Step back in time and explore the deeply moving musical traditions of enslaved Africans in America, led by superstar soprano Kathleen Battle and legendary jazz pianist Joel Martin.
Battle and Martin will be joined by The Oakwood University Aeolians from Huntsville for “A Spiritual Journey: Music from the Underground Railroad” on Friday, Oct. 16, presented by the University of Alabama at Birmingham’s Alys Stephens Performing Arts Center.
This once-in-a-lifetime performance is set for 8 p.m. in the ASC’s Jemison Concert Hall, 1200 10th Ave. South. Tickets are $37, $57 and $77. A limited number of $25 tickets for UAB faculty and students are available. Call 205-975-2787 or visit www.AlysStephens.org.
A special, free pre-concert talk is scheduled for 6:30 p.m. Chair of the Morehouse College Department of Music and respected educator and lecturer on African-American music Uzee Brown Jr., Ph.D., will speak on “The Negro Spiritual and the Underground Railroad.”
For this remarkable evening, Battle will take a break from the European vocal tradition she commands so brilliantly to lend her pure voice to the interpretation of soul-stirring Negro spirituals. With the Oakwood University Aeolians Choir, Battle will awe and inspire the audience with favorite spirituals, including “Go Down, Moses,” “Swing Low, Sweet Chariot,” “Fix Me, Jesus” and “Balm in Gilead,” and will display the purity of her vocals on an a cappella rendering of “Were You There?” Sponsors of this performance include Alabama Power Co., Alabama State Council on the Arts, Honda Manufacturing of Alabama, The Links Inc., Birmingham Chapter, VIVA Health and WBHM.
At a rare performance of this program in 2014, CBS Philly says Battle’s heart is in her work with these powerful, gripping songs, and quotes her as saying, “There wasn’t a spiritual that I’ve ever heard that I didn’t want to make my own. I may not have sung it, but it lives within me.”

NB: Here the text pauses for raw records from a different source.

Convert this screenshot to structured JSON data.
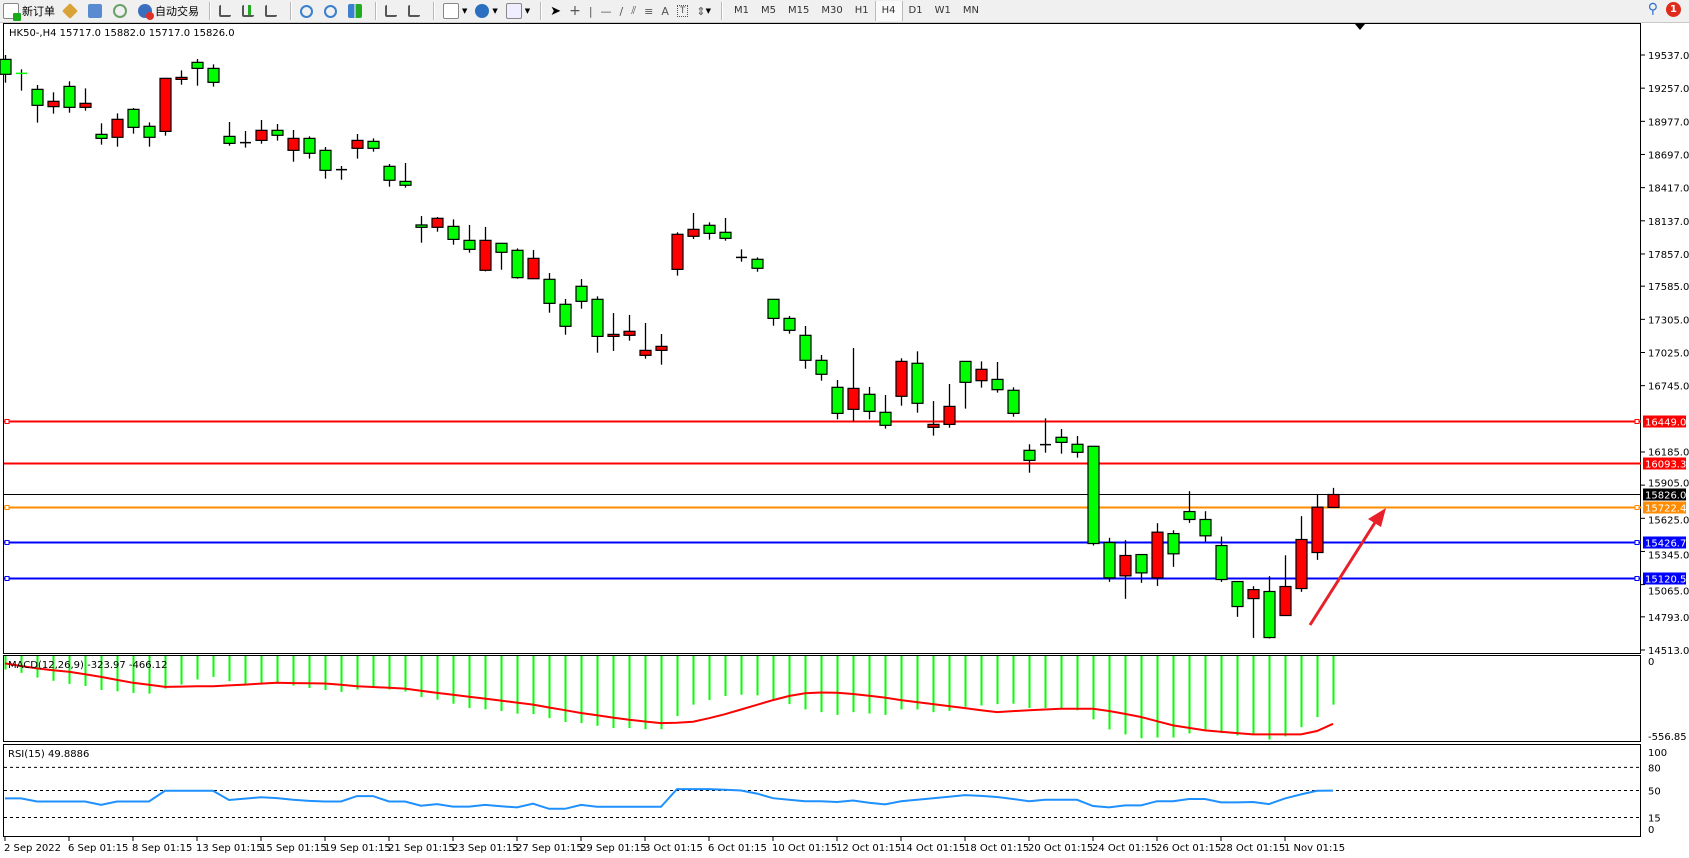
{
  "toolbar": {
    "new_order": "新订单",
    "auto_trading": "自动交易",
    "icons": [
      "new-order-icon",
      "meta-editor-icon",
      "data-window-icon",
      "signals-icon",
      "auto-trading-icon",
      "bar-chart-icon",
      "candlestick-icon",
      "line-chart-icon",
      "zoom-in-icon",
      "zoom-out-icon",
      "tile-windows-icon",
      "chart-shift-icon",
      "auto-scroll-icon",
      "indicators-icon",
      "periods-icon",
      "templates-icon",
      "cursor-icon",
      "crosshair-icon",
      "vertical-line-icon",
      "horizontal-line-icon",
      "trendline-icon",
      "equidistant-channel-icon",
      "fibonacci-icon",
      "text-icon",
      "text-label-icon",
      "arrows-icon"
    ],
    "text_tool": "A",
    "timeframes": [
      "M1",
      "M5",
      "M15",
      "M30",
      "H1",
      "H4",
      "D1",
      "W1",
      "MN"
    ],
    "active_timeframe": "H4",
    "notifications": "1"
  },
  "chart": {
    "header": "HK50-,H4  15717.0 15882.0 15717.0 15826.0",
    "price_ticks": [
      19537.0,
      19257.0,
      18977.0,
      18697.0,
      18417.0,
      18137.0,
      17857.0,
      17585.0,
      17305.0,
      17025.0,
      16745.0,
      16185.0,
      15905.0,
      15625.0,
      15345.0,
      15065.0,
      14793.0,
      14513.0
    ],
    "levels": [
      {
        "price": 16449.0,
        "label": "16449.0",
        "color": "#ff0000",
        "handles": true
      },
      {
        "price": 16093.3,
        "label": "16093.3",
        "color": "#ff0000",
        "handles": false
      },
      {
        "price": 15826.0,
        "label": "15826.0",
        "color": "#000000",
        "handles": false
      },
      {
        "price": 15722.4,
        "label": "15722.4",
        "color": "#ff8c00",
        "handles": true
      },
      {
        "price": 15426.7,
        "label": "15426.7",
        "color": "#0000ff",
        "handles": true
      },
      {
        "price": 15120.5,
        "label": "15120.5",
        "color": "#0000ff",
        "handles": true
      }
    ],
    "bull_color": "#ff0000",
    "bear_color": "#00ff00",
    "annotation_arrow_color": "#e8202a",
    "candles": [
      [
        19500,
        19537,
        19303,
        19374
      ],
      [
        19382,
        19416,
        19236,
        19382
      ],
      [
        19247,
        19284,
        18966,
        19112
      ],
      [
        19101,
        19222,
        19042,
        19146
      ],
      [
        19272,
        19315,
        19050,
        19095
      ],
      [
        19095,
        19255,
        19067,
        19129
      ],
      [
        18867,
        18960,
        18780,
        18833
      ],
      [
        18842,
        19044,
        18763,
        18994
      ],
      [
        19078,
        19089,
        18873,
        18926
      ],
      [
        18935,
        18968,
        18763,
        18842
      ],
      [
        18892,
        19340,
        18856,
        19340
      ],
      [
        19331,
        19407,
        19286,
        19348
      ],
      [
        19475,
        19503,
        19278,
        19424
      ],
      [
        19424,
        19458,
        19270,
        19306
      ],
      [
        18850,
        18971,
        18771,
        18791
      ],
      [
        18797,
        18895,
        18755,
        18797
      ],
      [
        18816,
        18988,
        18788,
        18901
      ],
      [
        18901,
        18954,
        18814,
        18859
      ],
      [
        18732,
        18904,
        18636,
        18833
      ],
      [
        18833,
        18850,
        18662,
        18707
      ],
      [
        18732,
        18760,
        18493,
        18563
      ],
      [
        18569,
        18600,
        18484,
        18569
      ],
      [
        18749,
        18870,
        18662,
        18816
      ],
      [
        18808,
        18833,
        18721,
        18749
      ],
      [
        18597,
        18617,
        18425,
        18479
      ],
      [
        18470,
        18625,
        18417,
        18437
      ],
      [
        18102,
        18177,
        17952,
        18082
      ],
      [
        18082,
        18169,
        18045,
        18158
      ],
      [
        18090,
        18149,
        17935,
        17980
      ],
      [
        17972,
        18102,
        17868,
        17896
      ],
      [
        17719,
        18085,
        17710,
        17972
      ],
      [
        17947,
        17947,
        17724,
        17871
      ],
      [
        17888,
        17904,
        17648,
        17657
      ],
      [
        17648,
        17890,
        17648,
        17820
      ],
      [
        17643,
        17696,
        17361,
        17440
      ],
      [
        17432,
        17477,
        17175,
        17246
      ],
      [
        17584,
        17645,
        17395,
        17457
      ],
      [
        17474,
        17499,
        17023,
        17161
      ],
      [
        17161,
        17358,
        17038,
        17178
      ],
      [
        17170,
        17342,
        17125,
        17204
      ],
      [
        17001,
        17274,
        16973,
        17043
      ],
      [
        17043,
        17181,
        16922,
        17077
      ],
      [
        17727,
        18040,
        17674,
        18023
      ],
      [
        18006,
        18203,
        17983,
        18065
      ],
      [
        18099,
        18124,
        17978,
        18031
      ],
      [
        18040,
        18161,
        17969,
        17989
      ],
      [
        17828,
        17896,
        17792,
        17828
      ],
      [
        17812,
        17828,
        17707,
        17736
      ],
      [
        17474,
        17474,
        17251,
        17313
      ],
      [
        17313,
        17333,
        17184,
        17212
      ],
      [
        17170,
        17249,
        16888,
        16959
      ],
      [
        16959,
        17004,
        16787,
        16841
      ],
      [
        16731,
        16793,
        16461,
        16511
      ],
      [
        16545,
        17063,
        16441,
        16722
      ],
      [
        16672,
        16734,
        16461,
        16528
      ],
      [
        16520,
        16666,
        16382,
        16410
      ],
      [
        16655,
        16976,
        16576,
        16950
      ],
      [
        16934,
        17035,
        16517,
        16596
      ],
      [
        16393,
        16615,
        16323,
        16418
      ],
      [
        16418,
        16759,
        16390,
        16570
      ],
      [
        16950,
        16950,
        16551,
        16773
      ],
      [
        16787,
        16950,
        16728,
        16883
      ],
      [
        16798,
        16945,
        16686,
        16711
      ],
      [
        16706,
        16731,
        16483,
        16511
      ],
      [
        16199,
        16250,
        16010,
        16114
      ],
      [
        16247,
        16469,
        16179,
        16247
      ],
      [
        16309,
        16379,
        16171,
        16266
      ],
      [
        16250,
        16320,
        16137,
        16182
      ],
      [
        16233,
        16233,
        15395,
        15412
      ],
      [
        15420,
        15460,
        15088,
        15122
      ],
      [
        15139,
        15440,
        14945,
        15311
      ],
      [
        15319,
        15319,
        15080,
        15164
      ],
      [
        15122,
        15584,
        15054,
        15508
      ],
      [
        15496,
        15524,
        15215,
        15325
      ],
      [
        15682,
        15854,
        15586,
        15615
      ],
      [
        15615,
        15685,
        15429,
        15477
      ],
      [
        15395,
        15471,
        15088,
        15108
      ],
      [
        15091,
        15091,
        14793,
        14880
      ],
      [
        14947,
        15052,
        14615,
        15023
      ],
      [
        15007,
        15136,
        14610,
        14618
      ],
      [
        14804,
        15313,
        14804,
        15049
      ],
      [
        15032,
        15643,
        15004,
        15446
      ],
      [
        15336,
        15826,
        15274,
        15719
      ],
      [
        15717,
        15882,
        15717,
        15826
      ]
    ]
  },
  "macd": {
    "label": "MACD(12,26,9) -323.97 -466.12",
    "scale_top": "0",
    "scale_bottom": "-556.85",
    "hist_color": "#00ff00",
    "signal_color": "#ff0000",
    "histogram": [
      -63,
      -88,
      -123,
      -147,
      -170,
      -185,
      -215,
      -225,
      -237,
      -242,
      -205,
      -175,
      -137,
      -118,
      -150,
      -170,
      -162,
      -157,
      -182,
      -200,
      -215,
      -229,
      -212,
      -187,
      -212,
      -227,
      -267,
      -287,
      -317,
      -349,
      -359,
      -371,
      -391,
      -394,
      -424,
      -453,
      -461,
      -481,
      -498,
      -498,
      -506,
      -506,
      -409,
      -324,
      -290,
      -260,
      -250,
      -255,
      -290,
      -320,
      -360,
      -380,
      -400,
      -380,
      -390,
      -400,
      -360,
      -360,
      -380,
      -370,
      -340,
      -330,
      -320,
      -317,
      -349,
      -349,
      -349,
      -366,
      -433,
      -508,
      -545,
      -573,
      -568,
      -568,
      -538,
      -518,
      -535,
      -553,
      -540,
      -583,
      -560,
      -491,
      -416,
      -324
    ],
    "signal": [
      -18,
      -37,
      -55,
      -68,
      -80,
      -99,
      -118,
      -140,
      -162,
      -177,
      -192,
      -190,
      -188,
      -187,
      -181,
      -175,
      -168,
      -162,
      -164,
      -165,
      -167,
      -177,
      -187,
      -193,
      -199,
      -205,
      -221,
      -237,
      -251,
      -265,
      -279,
      -294,
      -309,
      -324,
      -345,
      -365,
      -386,
      -403,
      -420,
      -436,
      -449,
      -461,
      -458,
      -451,
      -425,
      -395,
      -360,
      -325,
      -290,
      -260,
      -240,
      -234,
      -236,
      -245,
      -258,
      -272,
      -290,
      -305,
      -320,
      -335,
      -350,
      -365,
      -379,
      -372,
      -366,
      -360,
      -354,
      -354,
      -354,
      -371,
      -393,
      -416,
      -447,
      -478,
      -497,
      -515,
      -525,
      -535,
      -545,
      -545,
      -545,
      -545,
      -520,
      -466
    ]
  },
  "rsi": {
    "label": "RSI(15) 49.8886",
    "line_color": "#1e90ff",
    "scale_labels": [
      "100",
      "80",
      "50",
      "15",
      "0"
    ],
    "levels": [
      80,
      50,
      15
    ],
    "values": [
      39.8,
      39.8,
      35.7,
      35.7,
      35.7,
      35.7,
      31.3,
      35.7,
      35.7,
      35.7,
      49.6,
      49.6,
      49.6,
      49.6,
      37.6,
      39.5,
      41.2,
      40.1,
      38,
      36.5,
      35.7,
      35.7,
      42.7,
      42.7,
      35.7,
      35.7,
      30.2,
      32.4,
      29.1,
      29.1,
      31.3,
      29.5,
      28,
      32.8,
      26.2,
      26.2,
      31.3,
      28.8,
      28.8,
      28.8,
      28.8,
      28.8,
      51.8,
      51.8,
      51.8,
      51,
      50,
      46,
      40,
      38,
      36,
      36,
      35,
      37,
      34,
      32,
      36,
      38,
      40,
      42,
      44,
      43,
      41.6,
      39,
      36.1,
      37.9,
      37.9,
      37.9,
      29.9,
      28,
      30.6,
      30.6,
      36.1,
      36.1,
      39,
      39,
      34.6,
      34.6,
      35,
      32.4,
      39.8,
      44.9,
      49.6,
      49.9
    ]
  },
  "time_axis": [
    "2 Sep 2022",
    "6 Sep 01:15",
    "8 Sep 01:15",
    "13 Sep 01:15",
    "15 Sep 01:15",
    "19 Sep 01:15",
    "21 Sep 01:15",
    "23 Sep 01:15",
    "27 Sep 01:15",
    "29 Sep 01:15",
    "3 Oct 01:15",
    "6 Oct 01:15",
    "10 Oct 01:15",
    "12 Oct 01:15",
    "14 Oct 01:15",
    "18 Oct 01:15",
    "20 Oct 01:15",
    "24 Oct 01:15",
    "26 Oct 01:15",
    "28 Oct 01:15",
    "1 Nov 01:15"
  ]
}
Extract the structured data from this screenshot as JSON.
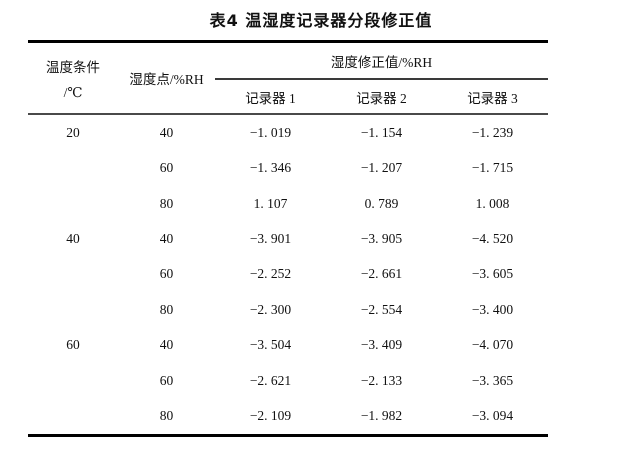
{
  "title": "表4  温湿度记录器分段修正值",
  "table": {
    "temp_header_line1": "温度条件",
    "temp_header_line2": "/℃",
    "point_header": "湿度点/%RH",
    "group_header": "湿度修正值/%RH",
    "recorder_headers": [
      "记录器 1",
      "记录器 2",
      "记录器 3"
    ],
    "rows": [
      {
        "temp": "20",
        "point": "40",
        "r1": "−1. 019",
        "r2": "−1. 154",
        "r3": "−1. 239"
      },
      {
        "temp": "",
        "point": "60",
        "r1": "−1. 346",
        "r2": "−1. 207",
        "r3": "−1. 715"
      },
      {
        "temp": "",
        "point": "80",
        "r1": "1. 107",
        "r2": "0. 789",
        "r3": "1. 008"
      },
      {
        "temp": "40",
        "point": "40",
        "r1": "−3. 901",
        "r2": "−3. 905",
        "r3": "−4. 520"
      },
      {
        "temp": "",
        "point": "60",
        "r1": "−2. 252",
        "r2": "−2. 661",
        "r3": "−3. 605"
      },
      {
        "temp": "",
        "point": "80",
        "r1": "−2. 300",
        "r2": "−2. 554",
        "r3": "−3. 400"
      },
      {
        "temp": "60",
        "point": "40",
        "r1": "−3. 504",
        "r2": "−3. 409",
        "r3": "−4. 070"
      },
      {
        "temp": "",
        "point": "60",
        "r1": "−2. 621",
        "r2": "−2. 133",
        "r3": "−3. 365"
      },
      {
        "temp": "",
        "point": "80",
        "r1": "−2. 109",
        "r2": "−1. 982",
        "r3": "−3. 094"
      }
    ]
  }
}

Battle is a fixture on the stages of the world’s leading opera houses, and this will be a unique opportunity to see the five-time Grammy-winning soprano perform in Birmingham. Do not miss an amazing opportunity to embark on a rare musical journey led by a voice The Washington Post called “... without qualification, one of the very few most beautiful in the world.”